The white population in the United States reached an all-time high median age of 43, while those younger than 5 were outnumbered by minority children.
“That’s a reflection of how the U.S. is aging,” said Mark Hugo Lopez, director of Hispanic research at the Pew Research Center.
At the same time, the latest census data reflect earlier findings that China has replaced Mexico as the chief source of U.S. immigrants. Hispanic immigration has slowed overall as Asian migration chugs along.
“At the national level, a lot of these trends we see now tend to be continuations of older trends,” said Ben Bolender, chief of the Census Bureau’s population estimates branch.
The annual update of population estimates released Thursday includes changes by age, sex, race and Hispanic origin nationwide and by states and counties between April 1, 2010, and July 1, 2014. Although the report is short on dramatic shifts, it offers a snapshot of further changes in long-term trends, especially as the nation becomes more diverse.

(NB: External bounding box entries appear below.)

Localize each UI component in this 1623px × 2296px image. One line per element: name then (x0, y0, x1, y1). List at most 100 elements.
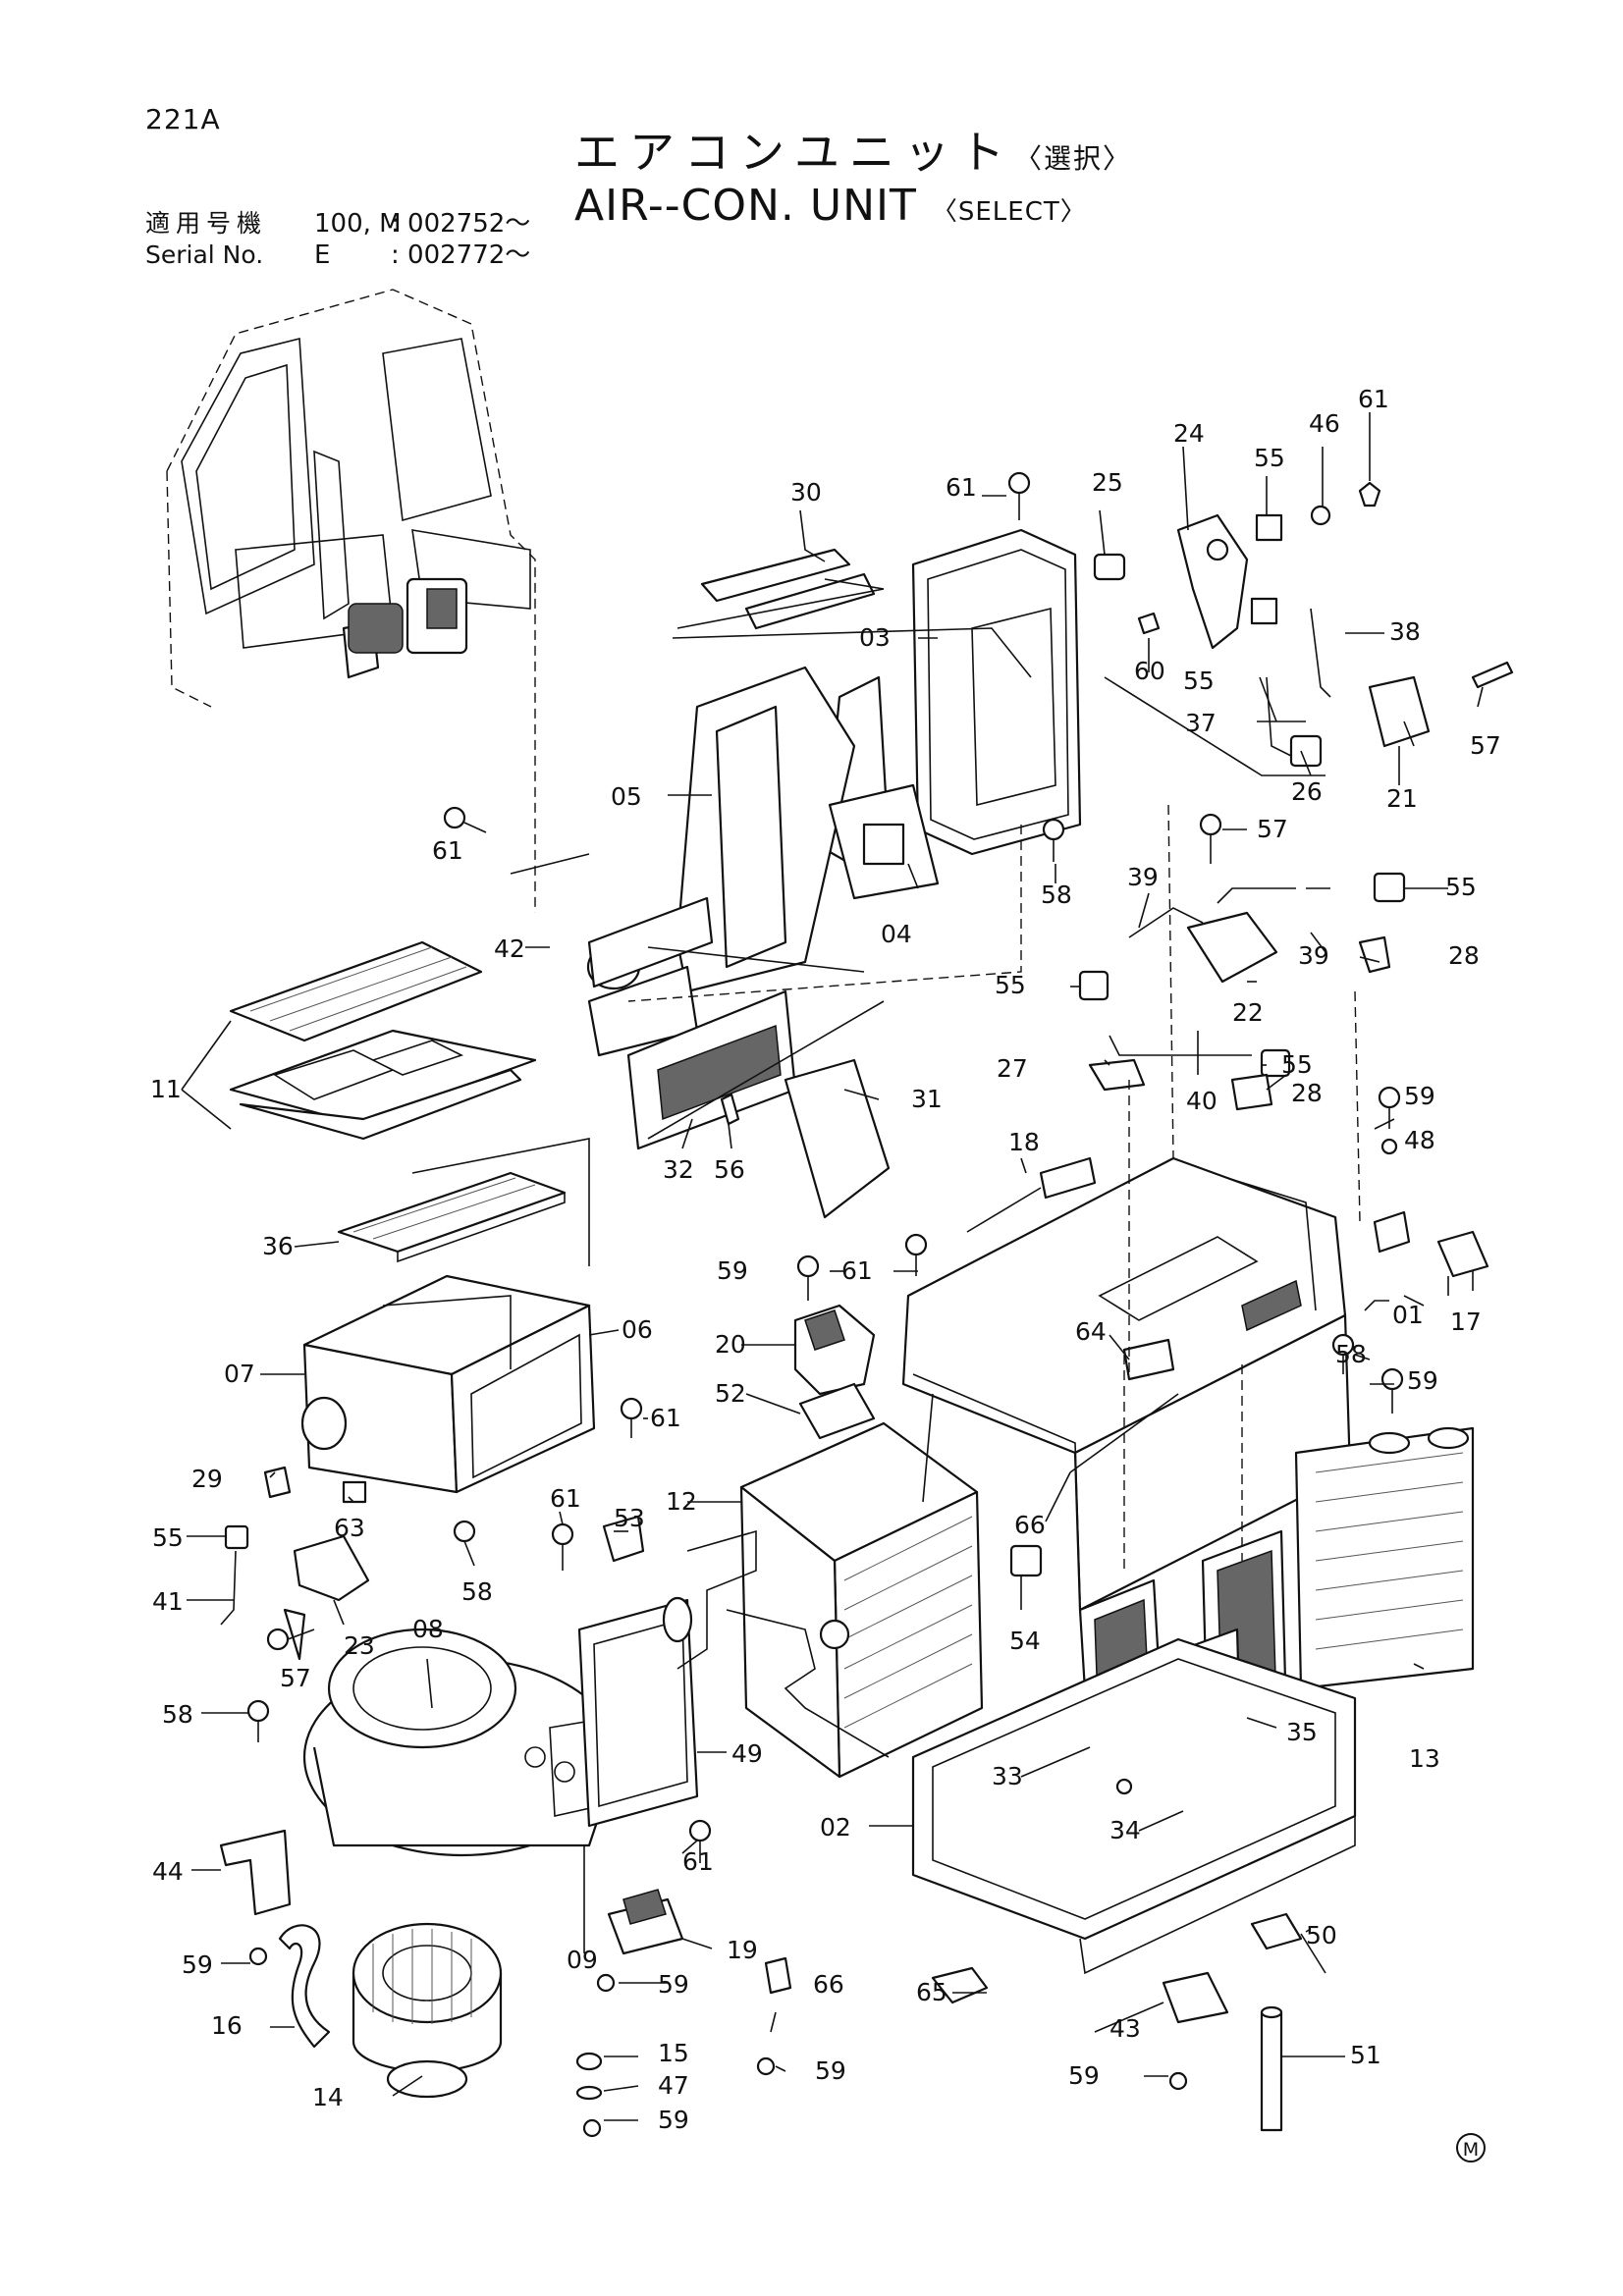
label-08: 08 (412, 1615, 444, 1643)
label-58c: 58 (461, 1577, 493, 1606)
fan-motor-14 (352, 1922, 503, 2099)
label-13: 13 (1409, 1744, 1440, 1773)
label-07: 07 (224, 1360, 255, 1388)
label-61d: 61 (841, 1256, 873, 1285)
label-33: 33 (992, 1762, 1023, 1790)
label-65: 65 (916, 1978, 947, 2006)
label-61b: 61 (1358, 385, 1389, 413)
label-55d: 55 (995, 971, 1026, 999)
model-2: E (314, 240, 331, 270)
label-17: 17 (1450, 1308, 1482, 1336)
label-43: 43 (1109, 2014, 1141, 2043)
label-32: 32 (663, 1155, 694, 1184)
applicability-row-2: Serial No. E : 002772～ (145, 240, 530, 271)
label-61e: 61 (650, 1404, 681, 1432)
cab-inset (166, 289, 536, 913)
label-58a: 58 (1041, 881, 1072, 909)
door-31-rod-32 (626, 989, 891, 1219)
label-38: 38 (1389, 617, 1421, 646)
label-50: 50 (1306, 1921, 1337, 1949)
label-57c: 57 (280, 1664, 311, 1692)
filter-11 (229, 940, 537, 1141)
label-58b: 58 (1335, 1340, 1367, 1368)
label-31: 31 (911, 1085, 943, 1113)
label-61a: 61 (946, 473, 977, 502)
label-39b: 39 (1298, 941, 1329, 970)
label-27: 27 (997, 1054, 1028, 1083)
label-29: 29 (191, 1465, 223, 1493)
label-58d: 58 (162, 1700, 193, 1729)
heater-core-13 (1294, 1426, 1475, 1690)
label-55c: 55 (1445, 873, 1477, 901)
title-en-select: 〈SELECT〉 (931, 197, 1087, 227)
label-59a: 59 (1404, 1082, 1435, 1110)
resistor-19 (607, 1889, 684, 1955)
label-30: 30 (790, 478, 822, 507)
evaporator-12 (662, 1421, 984, 1779)
label-11: 11 (150, 1075, 182, 1103)
label-66b: 66 (813, 1970, 844, 1999)
title-en-text: AIR--CON. UNIT (574, 181, 917, 231)
screw-icons (246, 471, 1404, 2138)
label-09: 09 (567, 1946, 598, 1974)
title-japanese: エアコンユニット〈選択〉 (574, 130, 1132, 175)
relay-17 (1436, 1230, 1489, 1296)
label-40: 40 (1186, 1087, 1217, 1115)
label-59d: 59 (182, 1950, 213, 1979)
label-60: 60 (1134, 657, 1165, 685)
label-18: 18 (1008, 1128, 1040, 1156)
label-37: 37 (1185, 709, 1217, 737)
label-57b: 57 (1257, 815, 1288, 843)
serial-2: : 002772～ (391, 240, 531, 270)
label-59c: 59 (1407, 1366, 1438, 1395)
label-21: 21 (1386, 784, 1418, 813)
label-44: 44 (152, 1857, 184, 1886)
title-jp-select: 〈選択〉 (1014, 142, 1133, 175)
gasket-49 (577, 1598, 699, 1828)
label-25: 25 (1092, 468, 1123, 497)
actuator-20-52 (793, 1304, 876, 1440)
applicability-block: 適用号機 100, M : 002752～ Serial No. E : 002… (145, 208, 530, 271)
label-39a: 39 (1127, 863, 1159, 891)
applicability-row-1: 適用号機 100, M : 002752～ (145, 208, 530, 240)
label-49: 49 (731, 1739, 763, 1768)
label-59g: 59 (1068, 2061, 1100, 2090)
small-parts-left (220, 1466, 370, 1661)
model-1: 100, M (314, 209, 402, 239)
bracket-44 (219, 1829, 292, 1916)
label-14: 14 (312, 2083, 344, 2111)
title-english: AIR--CON. UNIT 〈SELECT〉 (574, 185, 1087, 228)
label-22: 22 (1232, 998, 1264, 1027)
serial-1: : 002752～ (391, 209, 531, 239)
label-48: 48 (1404, 1126, 1435, 1154)
connector-54-53-64 (602, 1338, 1179, 1577)
lower-case-02 (911, 1637, 1357, 1975)
label-61c: 61 (432, 836, 463, 865)
label-55e: 55 (1281, 1050, 1313, 1079)
filter-36 (337, 1171, 567, 1263)
label-35: 35 (1286, 1718, 1318, 1746)
hose-16 (278, 1924, 331, 2049)
m-mark-text: M (1463, 2139, 1479, 2161)
label-53: 53 (614, 1504, 645, 1532)
phantom-lines (411, 578, 1361, 1571)
label-41: 41 (152, 1587, 184, 1616)
label-51: 51 (1350, 2041, 1381, 2069)
label-12: 12 (666, 1487, 697, 1516)
label-15: 15 (658, 2039, 689, 2067)
intake-housing-06-07 (300, 1274, 596, 1504)
label-56: 56 (714, 1155, 745, 1184)
label-06: 06 (622, 1315, 653, 1344)
label-55f: 55 (152, 1523, 184, 1552)
label-42: 42 (494, 934, 525, 963)
label-64: 64 (1075, 1317, 1107, 1346)
title-jp-text: エアコンユニット (574, 126, 1014, 179)
label-02: 02 (820, 1813, 851, 1842)
label-28b: 28 (1291, 1079, 1323, 1107)
page-code: 221A (145, 103, 221, 135)
label-36: 36 (262, 1232, 294, 1260)
label-66a: 66 (1014, 1511, 1046, 1539)
label-59f: 59 (815, 2056, 846, 2085)
label-01: 01 (1392, 1301, 1424, 1329)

“In a sense, 2015 marks the demographic passing of the baby-boom generation, and it will continue to be an ever-smaller part of the total U.S. population until it disappears altogether later this century,” said
C. Matthew Snipp, a sociology professor at Stanford University. The question now, he said, is whether the rise of the millennial generation will produce the same cultural revolution attributed to boomers.

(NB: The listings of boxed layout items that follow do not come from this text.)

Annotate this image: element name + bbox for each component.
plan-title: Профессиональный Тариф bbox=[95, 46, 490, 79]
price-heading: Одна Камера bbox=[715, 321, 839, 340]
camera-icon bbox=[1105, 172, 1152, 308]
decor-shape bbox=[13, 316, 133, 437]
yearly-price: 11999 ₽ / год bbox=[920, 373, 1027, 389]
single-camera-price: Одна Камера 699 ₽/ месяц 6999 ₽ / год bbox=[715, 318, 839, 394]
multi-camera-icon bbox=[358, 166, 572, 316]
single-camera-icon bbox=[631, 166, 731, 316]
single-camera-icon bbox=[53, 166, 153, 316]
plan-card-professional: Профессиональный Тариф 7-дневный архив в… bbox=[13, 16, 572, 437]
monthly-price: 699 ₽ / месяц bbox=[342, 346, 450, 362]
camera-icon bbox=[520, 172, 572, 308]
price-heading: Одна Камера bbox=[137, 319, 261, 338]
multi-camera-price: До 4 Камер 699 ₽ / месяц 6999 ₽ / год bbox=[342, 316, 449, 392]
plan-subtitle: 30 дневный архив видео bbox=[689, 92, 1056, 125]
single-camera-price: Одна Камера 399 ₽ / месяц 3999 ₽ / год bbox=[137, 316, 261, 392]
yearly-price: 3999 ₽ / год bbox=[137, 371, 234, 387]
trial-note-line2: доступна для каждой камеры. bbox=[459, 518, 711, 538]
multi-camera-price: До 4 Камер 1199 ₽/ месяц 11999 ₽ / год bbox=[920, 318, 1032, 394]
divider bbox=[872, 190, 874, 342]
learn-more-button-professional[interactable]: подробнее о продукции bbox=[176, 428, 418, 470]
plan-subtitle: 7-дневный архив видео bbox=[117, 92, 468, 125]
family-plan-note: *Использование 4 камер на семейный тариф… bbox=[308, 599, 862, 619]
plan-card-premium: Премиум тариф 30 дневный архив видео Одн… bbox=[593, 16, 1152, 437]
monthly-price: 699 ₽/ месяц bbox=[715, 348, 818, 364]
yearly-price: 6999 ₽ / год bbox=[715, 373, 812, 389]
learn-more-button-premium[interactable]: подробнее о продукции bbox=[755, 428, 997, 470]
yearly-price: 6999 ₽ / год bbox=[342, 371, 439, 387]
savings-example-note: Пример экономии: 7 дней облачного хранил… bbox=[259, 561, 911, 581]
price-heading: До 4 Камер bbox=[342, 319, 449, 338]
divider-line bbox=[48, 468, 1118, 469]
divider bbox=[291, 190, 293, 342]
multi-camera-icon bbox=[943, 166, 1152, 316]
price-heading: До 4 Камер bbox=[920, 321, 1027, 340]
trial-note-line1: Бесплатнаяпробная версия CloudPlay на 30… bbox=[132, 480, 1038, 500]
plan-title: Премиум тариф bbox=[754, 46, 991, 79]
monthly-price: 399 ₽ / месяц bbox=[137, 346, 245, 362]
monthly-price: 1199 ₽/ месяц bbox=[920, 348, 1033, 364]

William H. Frey, a senior fellow at the Brookings Institution and the author of “Diversity Explosion: How New Racial Demographics Are Remaking America,” said the report shows the white population is growing older and shrinking in proportion to minority groups, with whites experiencing a higher number of deaths than births. Non-Hispanic, single-race whites were the only group for which deaths exceeded births between 2013 and 2014. Minority children younger than 5 now make up 50.2 percent of that population group, the report found.
“This year is the first time the 0-to-4 population is minority-majority,” Bolender said.

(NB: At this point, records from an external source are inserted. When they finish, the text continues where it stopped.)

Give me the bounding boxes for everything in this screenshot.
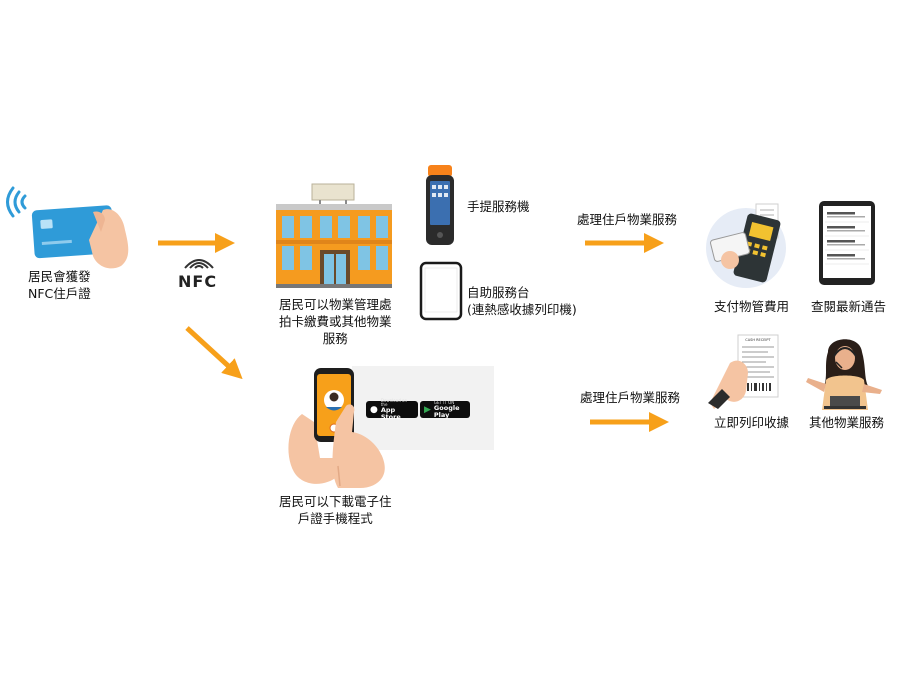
resident-card-label: 居民會獲發 NFC住戶證 <box>28 269 91 301</box>
handheld-pos-terminal-icon <box>426 165 454 245</box>
tablet-kiosk-icon <box>419 261 463 321</box>
customer-service-agent-icon <box>806 339 882 410</box>
print-receipt-label: 立即列印收據 <box>714 415 790 430</box>
self-service-kiosk-label: 自助服務台 (連熱感收據列印機) <box>467 285 577 317</box>
receipt-header-text: CASH RECEIPT <box>745 338 771 342</box>
google-play-small-text: GET IT ON <box>433 399 455 405</box>
management-office-label: 居民可以物業管理處 拍卡繳費或其他物業 服務 <box>279 297 392 346</box>
process-services-top-label: 處理住戶物業服務 <box>577 212 678 227</box>
google-play-icon: ▶ <box>424 404 431 415</box>
hand-holding-phone-icon <box>288 368 385 488</box>
hand-holding-nfc-card-icon <box>6 186 129 269</box>
google-play-badge[interactable]: ▶ GET IT ON Google Play <box>420 399 470 419</box>
card-payment-terminal-icon <box>706 203 786 288</box>
google-play-big-text: Google Play <box>433 403 460 419</box>
tablet-notice-list-icon <box>819 201 875 285</box>
app-store-badge[interactable]: ● Download on the App Store <box>366 397 418 421</box>
nfc-text: NFC <box>178 272 218 291</box>
process-services-bottom-label: 處理住戶物業服務 <box>580 390 681 405</box>
office-building-icon <box>276 183 392 288</box>
apple-icon: ● <box>370 404 378 415</box>
pay-fees-label: 支付物管費用 <box>714 299 790 314</box>
handheld-service-label: 手提服務機 <box>467 199 530 214</box>
app-store-small-text: Download on the <box>380 397 407 407</box>
arrow-card-to-app <box>185 326 243 380</box>
app-store-big-text: App Store <box>380 405 401 421</box>
other-services-label: 其他物業服務 <box>809 415 885 430</box>
nfc-wave-icon <box>184 259 214 269</box>
hand-holding-receipt-icon: CASH RECEIPT <box>708 334 779 409</box>
download-app-label: 居民可以下載電子住 戶證手機程式 <box>279 494 392 526</box>
latest-notices-label: 查閱最新通告 <box>811 299 887 314</box>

It was a shift long expected: In 2013, the rate was close enough — about 50-50 — that young minority children were on the cusp of outnumbering white children.
Nevada moved closer to becoming a minority-majority state — where minorities make up more than 50 percent of the population — joining a club including Hawaii (77 percent), California (61.5 percent), New Mexico (61.1 percent) and Texas (56.6 percent).
Bolender said the data also reflect a shift in patterns. Immigration from China and other Asian countries has gradually increased while Mexican immigration, which began slowing in 2004, fell sharply in the Great Recession.
The 2013 American Community Survey found that the United States received 1,201,000 immigrants, with China the top sending country at 147,000. Immigrants from India numbered 129,000, compared with Mexico’s 125,000 — a difference that was not statistically significant.
In the Washington area, the proportion of black and multiracial black people has remained steady, at about 27.8 percent, since around 2000, Bolender said. But within the District, the proportion has been declining. In 2000, the District was about 62 percent black or black in combination. By 2010, that number dropped to 53 percent. Today, it’s 50.6 percent.
“So if those trends were to continue, we would expect that to drop below 50 percent in the next few years,” Bolender said.
The report also showed that the District experienced an increase in the percentage of its under-20 white population. At the same time, the nationwide under-20 population is 52.2 percent white. Thirteen states now have minority-majority under-20 populations, up from five in 2000, Frey said. None showed an increase in the under-20 white population.
While the Census Bureau report groups the District with states, many demographers say that the most apt comparison is with other U.S. cities.